The Risks Digest

The RISKS Digest

Forum on Risks to the Public in Computers and Related Systems

ACM Committee on Computers and Public Policy, Peter G. Neumann, moderator

Volume 3 Issue 74

Friday, 3 October 1986

Contents

o Opinions vs. Facts in RISKS Reports (re Aviation Accidents)
Danny Cohen
o Mathematical checking of programs (quoting Tony Hoare)
Niall Mansfield
o Risks of maintaining computer timestamps revisited [RISKS-3.57]
Ian Davis
o Keyword indexing in automated catalogs
Betsy Hanes Perry
o Re: Viking Landers -- correction
Scott Preece
o Re: Confidence in software via fault expectations
Scott Preece
o Overrides and tradeoffs
Jerry Leichter
o Re: Deliberate overrides
Brint Cooper
o Re: idiot-proof cars (risks-3.68)
Col. G. L. Sicherman
o Info on RISKS (comp.risks)

Opinions vs. Facts in RISKS Reports (re Aviation Accidents)

<COHEN@B.ISI.EDU>
3 Oct 1986 09:18:27 PDT
    Opinions vs. Facts in RISKS Reports (re Aviation Accidents)
    -----------------------------------------------------------

Everyone is entitled to opinions and to facts.  Keeping the two
distinguishly separated is the basis of good reporting -- including
the reports/contributions to RISKS.

The RISKS readers are best served by being able to tell one from
the other, and to tell what is based on opinions/rumors and what on
facts.  Two examples follow.


In RISKS-3.27 Stephen Little reported about "one major accident in which
the pilot followed the drill for a specific failure, as practiced on the
simulator, only to crash because a critical common-mode feature of the
system was neither understood, or incorporated in the simulation."

Since this is a very important evidence of "major accident" (with
possible/probable loss of hundreds of lives) I tried to follow up on it
and offered to pursue this report.  

The best way to verify such a report is by a reference to the official
NTSB (National Transportation Safety Board) accident investigation
report.  Therefore, I have volunteered to pursue this reference myself
if anyone could give me details like the date (approximately), place
(country, for example), or the make and type of the aircraft.

My plea for this information appeared in RISKS-3.34, on 8/9/1986.

In response, one RISKS reader provided me with a pointer to what he
vaguely remembered to be such a case.  After pursuing the original
report we both found that the pilot (Capt. John Perkins, of United
Airlines) claimed that [computer based] simulator training helped him
and his crew to survive a windshear encounter (not the kind of story
the RISKS community finds to be of interest).

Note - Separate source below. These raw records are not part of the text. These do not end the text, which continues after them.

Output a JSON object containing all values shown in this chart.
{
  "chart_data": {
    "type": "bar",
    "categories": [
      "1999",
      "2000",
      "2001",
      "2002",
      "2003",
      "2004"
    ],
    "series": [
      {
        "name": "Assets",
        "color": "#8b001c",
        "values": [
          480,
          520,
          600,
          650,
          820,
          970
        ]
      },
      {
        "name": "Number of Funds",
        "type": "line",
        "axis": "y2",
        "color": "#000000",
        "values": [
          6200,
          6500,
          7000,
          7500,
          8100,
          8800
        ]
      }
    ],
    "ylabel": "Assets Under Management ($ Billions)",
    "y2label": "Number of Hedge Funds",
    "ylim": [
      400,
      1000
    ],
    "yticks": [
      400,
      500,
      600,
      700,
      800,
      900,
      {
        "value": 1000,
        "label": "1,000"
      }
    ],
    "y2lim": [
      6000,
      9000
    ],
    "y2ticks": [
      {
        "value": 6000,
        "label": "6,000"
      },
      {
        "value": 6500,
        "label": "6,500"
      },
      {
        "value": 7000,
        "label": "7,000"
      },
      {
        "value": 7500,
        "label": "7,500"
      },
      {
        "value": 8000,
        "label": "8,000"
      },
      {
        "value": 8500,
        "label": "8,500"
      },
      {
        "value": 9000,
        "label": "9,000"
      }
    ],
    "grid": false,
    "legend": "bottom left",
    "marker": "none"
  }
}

       (The long discussion about the F-16 does not relate to this
    topic since it was concentrated on what the simulator software
    should do and what the aircraft software should do, rather than
    on the fidelity of the simulator and on its training value).

If the original report about that computer-induced major accident is
based on facts -- let's find them, we tried but did not succeed.
If it is based or rumors -- let's say so explicitly.


A more recent RISKS (3.72) has another report, this time by a pilot,
Peter Ladkin, who also provides the place and the make and type of the
aircraft (just as I asked for).  His report says:

      "    An example of a deliberate override that led to disaster:
    An Eastern Airlines 727 crashed in Pennsylvania with considerable
    loss of life, when the pilots were completing an approach in
    instrument conditions (ground fog), 1000 feet lower than they
    should have been at that stage.
    They overrode the altitude alert system when it gave warning.  "

I found it very interesting.  The mention of the aircraft type and the
location are helpful hints for pursuing such accidents.

However, I failed to locate any information about that "Eastern
Airlines 727 [which] crashed in Pennsylvania".

I (and Eastern Airlines, too) know of only two losses of Eastern
Airlines 727's -- neither in Pennsylvania.  One in JFK to (windshear)
and one in La Paz, Bolivia (flying into a mountain, in IFR conditions).

However, I know of the 9/11/1974 Eastern Airline crash of a DC-9 in
Charlotte, North Carolina -- which, I guess, is what Peter Ladkin's
report is about.  This guess may be wrong.

  I APOLOGIZE TO PETER LADKIN IF I DID NOT GUESS THE RIGHT ACCIDENT.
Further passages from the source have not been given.